Alabama and USC have a rich football history against one another for two schools a nation apart from each other with just eight meetings between them. The series is scheduled to get another chapter on Sept. 5 to open the 2020 season, and the history of the series gives that game a lot to live up to.
The first game between the two came in 1938, when simply playing the game was a bit of history for UA. The Crimson Tide had made its fair share of trips west at that time — it had played in two of the last four Rose Bowls — but this was just the second time UA had travelled west of Austin, Texas, for a regular season game. The other was a game against Saint Mary’s (California) in 1932.
The game was a meeting of coaching legends. Bryant was an assistant coach for UA alongside another future UA head coach, Harold Drew, both serving under Frank Thomas, coach of the 1934 and 1941 national championship teams.
That UA team beat USC 19-7, a team coached by Howard Jones. At the time of this game Jones had five national championships at three different schools — 1909 at Yale, 1921 at Iowa and 1928, 1931 and 1932 at USC — and would win another at USC in 1939. He was part of the inaugural class inducted in the College Football Hall of Fame in 1951.
The programs wouldn’t meet again until Jan. 1, 1946 in the Rose Bowl. USC was held to minus-24 yards of offense in the first half and did not gain a first down until the third quarter; Alabama won 27-0, with UA legend Harry Gilmer earning MVP honors.
The schools played two home-and-home series in the 1970s, in Birmingham in 1970 and 1978 and in Los Angeles in 1971 and 1977. Birmingham remains the only place the Trojans have beaten Alabama, winning 42-21 in 1970 and 24-14 in 1978. The 1978 Trojans went on to win the Rose Bowl.

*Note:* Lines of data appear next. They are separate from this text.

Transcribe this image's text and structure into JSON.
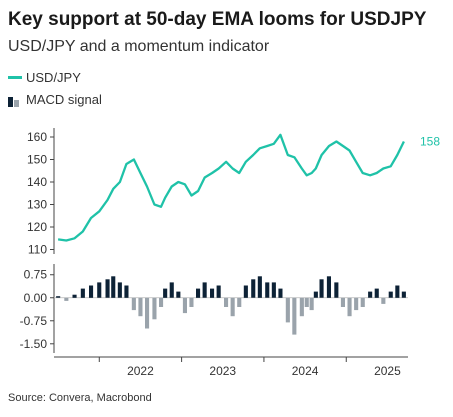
{
  "title": "Key support at 50-day EMA looms for USDJPY",
  "subtitle": "USD/JPY and a momentum indicator",
  "source": "Source: Convera, Macrobond",
  "colors": {
    "usdjpy": "#1fc2a8",
    "macd_pos": "#0d2236",
    "macd_neg": "#9aa3ab",
    "axis": "#444444",
    "grid": "#e6e6e6"
  },
  "chart_data": [
    {
      "type": "line",
      "legend": "USD/JPY",
      "last_value_label": "158",
      "ylim": [
        108,
        164
      ],
      "yticks": [
        110,
        120,
        130,
        140,
        150,
        160
      ],
      "xlim": [
        2021.45,
        2025.75
      ],
      "x": [
        2021.5,
        2021.6,
        2021.7,
        2021.8,
        2021.9,
        2022.0,
        2022.1,
        2022.17,
        2022.25,
        2022.33,
        2022.42,
        2022.5,
        2022.58,
        2022.67,
        2022.75,
        2022.8,
        2022.88,
        2022.96,
        2023.04,
        2023.12,
        2023.2,
        2023.28,
        2023.37,
        2023.45,
        2023.54,
        2023.62,
        2023.7,
        2023.78,
        2023.87,
        2023.95,
        2024.04,
        2024.12,
        2024.2,
        2024.29,
        2024.37,
        2024.46,
        2024.52,
        2024.58,
        2024.63,
        2024.7,
        2024.79,
        2024.88,
        2024.96,
        2025.04,
        2025.12,
        2025.2,
        2025.29,
        2025.37,
        2025.45,
        2025.54,
        2025.62,
        2025.7
      ],
      "values": [
        114.5,
        114.0,
        115.0,
        118.0,
        124.0,
        127.0,
        132.0,
        137.0,
        140.0,
        148.0,
        150.0,
        144.0,
        138.0,
        130.0,
        129.0,
        133.0,
        138.0,
        140.0,
        139.0,
        134.0,
        136.0,
        142.0,
        144.0,
        146.0,
        149.0,
        146.0,
        144.0,
        149.0,
        152.0,
        155.0,
        156.0,
        157.0,
        161.0,
        152.0,
        151.0,
        146.0,
        143.0,
        144.0,
        146.0,
        152.0,
        156.0,
        158.0,
        156.0,
        154.0,
        149.0,
        144.0,
        143.0,
        144.0,
        146.0,
        147.0,
        152.0,
        158.0
      ]
    },
    {
      "type": "bar",
      "legend": "MACD signal",
      "ylim": [
        -1.8,
        1.1
      ],
      "yticks": [
        "0.75",
        "0.00",
        "-0.75",
        "-1.50"
      ],
      "ytick_values": [
        0.75,
        0.0,
        -0.75,
        -1.5
      ],
      "xlim": [
        2021.45,
        2025.75
      ],
      "x_ticks": [
        "2022",
        "2023",
        "2024",
        "2025"
      ],
      "x_tick_positions": [
        2022.5,
        2023.5,
        2024.5,
        2025.5
      ],
      "x_year_boundaries": [
        2022.0,
        2023.0,
        2024.0,
        2025.0
      ],
      "x": [
        2021.5,
        2021.6,
        2021.7,
        2021.8,
        2021.9,
        2022.0,
        2022.1,
        2022.17,
        2022.25,
        2022.33,
        2022.42,
        2022.5,
        2022.58,
        2022.67,
        2022.75,
        2022.8,
        2022.88,
        2022.96,
        2023.04,
        2023.12,
        2023.2,
        2023.28,
        2023.37,
        2023.45,
        2023.54,
        2023.62,
        2023.7,
        2023.78,
        2023.87,
        2023.95,
        2024.04,
        2024.12,
        2024.2,
        2024.29,
        2024.37,
        2024.46,
        2024.52,
        2024.58,
        2024.63,
        2024.7,
        2024.79,
        2024.88,
        2024.96,
        2025.04,
        2025.12,
        2025.2,
        2025.29,
        2025.37,
        2025.45,
        2025.54,
        2025.62,
        2025.7
      ],
      "values": [
        0.05,
        -0.1,
        0.1,
        0.3,
        0.4,
        0.5,
        0.6,
        0.7,
        0.5,
        0.4,
        -0.4,
        -0.6,
        -1.0,
        -0.7,
        -0.3,
        0.3,
        0.5,
        0.2,
        -0.5,
        -0.3,
        0.3,
        0.5,
        0.3,
        0.4,
        -0.3,
        -0.6,
        -0.3,
        0.4,
        0.6,
        0.7,
        0.5,
        0.5,
        0.3,
        -0.8,
        -1.2,
        -0.6,
        -0.3,
        -0.4,
        0.2,
        0.6,
        0.7,
        0.5,
        -0.3,
        -0.6,
        -0.4,
        -0.3,
        0.2,
        0.3,
        -0.2,
        0.2,
        0.4,
        0.2
      ]
    }
  ]
}
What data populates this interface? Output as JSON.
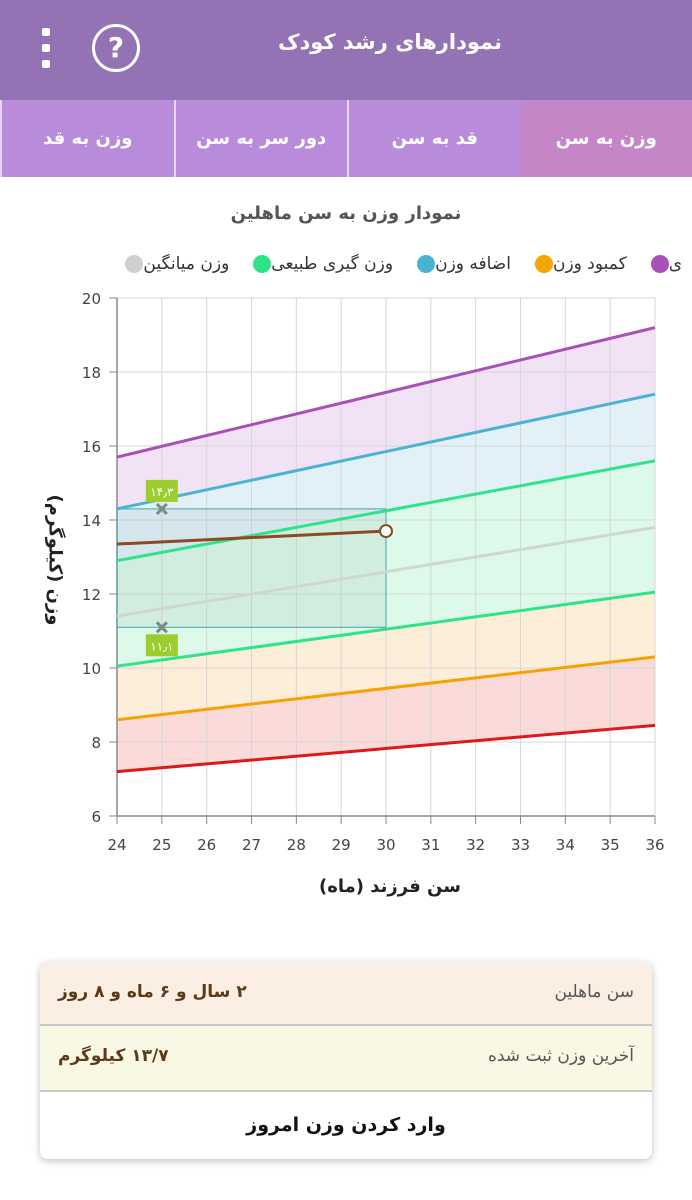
{
  "header": {
    "title": "نمودارهای رشد کودک",
    "help_icon": "question-circle-icon",
    "menu_icon": "more-vertical-icon",
    "help_glyph": "?"
  },
  "tabs": [
    {
      "label": "وزن به سن",
      "active": true
    },
    {
      "label": "قد به سن",
      "active": false
    },
    {
      "label": "دور سر به سن",
      "active": false
    },
    {
      "label": "وزن به قد",
      "active": false
    }
  ],
  "chart_title": "نمودار وزن به سن ماهلین",
  "legend": [
    {
      "label": "ی",
      "color": "#a94fb8"
    },
    {
      "label": "کمبود وزن",
      "color": "#f5a300"
    },
    {
      "label": "اضافه وزن",
      "color": "#4ab3d4"
    },
    {
      "label": "وزن گیری طبیعی",
      "color": "#2ee38a"
    },
    {
      "label": "وزن میانگین",
      "color": "#d0d0d0"
    }
  ],
  "chart_data": {
    "type": "line",
    "xlabel": "سن فرزند (ماه)",
    "ylabel": "وزن (کیلوگرم)",
    "xlim": [
      24,
      36
    ],
    "ylim": [
      6,
      20
    ],
    "x_ticks": [
      24,
      25,
      26,
      27,
      28,
      29,
      30,
      31,
      32,
      33,
      34,
      35,
      36
    ],
    "y_ticks": [
      6,
      8,
      10,
      12,
      14,
      16,
      18,
      20
    ],
    "grid": true,
    "reference_lines": [
      {
        "color": "#a94fb8",
        "y_at_24": 15.7,
        "y_at_36": 19.2
      },
      {
        "color": "#4ab3d4",
        "y_at_24": 14.3,
        "y_at_36": 17.4
      },
      {
        "color": "#2ee38a",
        "y_at_24": 12.9,
        "y_at_36": 15.6
      },
      {
        "color": "#cfd8cf",
        "y_at_24": 11.4,
        "y_at_36": 13.8
      },
      {
        "color": "#2ee38a",
        "y_at_24": 10.05,
        "y_at_36": 12.05
      },
      {
        "color": "#f5a300",
        "y_at_24": 8.6,
        "y_at_36": 10.3
      },
      {
        "color": "#e01818",
        "y_at_24": 7.2,
        "y_at_36": 8.45
      }
    ],
    "band_colors": [
      "#efe0f4",
      "#dff0f6",
      "#d9f8e8",
      "#d9f8e8",
      "#fdecd6",
      "#fbd6d6"
    ],
    "child_series": {
      "color": "#8b4a22",
      "x": [
        24,
        30
      ],
      "y": [
        13.35,
        13.7
      ]
    },
    "markers": [
      {
        "x": 25,
        "y": 14.3,
        "label": "۱۴٫۳"
      },
      {
        "x": 25,
        "y": 11.1,
        "label": "۱۱٫۱"
      }
    ],
    "highlight_range": {
      "x": [
        24,
        30
      ],
      "y": [
        11.1,
        14.3
      ]
    }
  },
  "info": {
    "age_label": "سن ماهلین",
    "age_value": "۲ سال و ۶ ماه و ۸ روز",
    "weight_label": "آخرین وزن ثبت شده",
    "weight_value": "۱۳/۷ کیلوگرم",
    "button_label": "وارد کردن وزن امروز"
  }
}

In 1971, former UA running back Johnny Musso ran for two touchdowns in a 17-10 win with all of the scoring coming in the first half; six years later, a 21-20 win was decided when USC decided to go for two on its final touchdown, passing up a tie for a potential win, but the pass was incomplete. Running back Tony Nathan scored both of UA’s fourth-quarter touchdowns.
The two meetings since have been one-sided affairs at neutral sites. Alabama beat USC 24-3 in the 1985 Aloha Bowl; the most recent meeting, a 52-6 thrashing of the Trojans in 2016, is most notable as the day that launched Hurts’ career as UA’s starting quarterback. Blake Barnett started that game and Cooper Bateman threw a pass, but Hurts stole the scene with 118 passing yards and two touchdowns on 6-for-11 passing while running for 32 yards and two more touchdowns.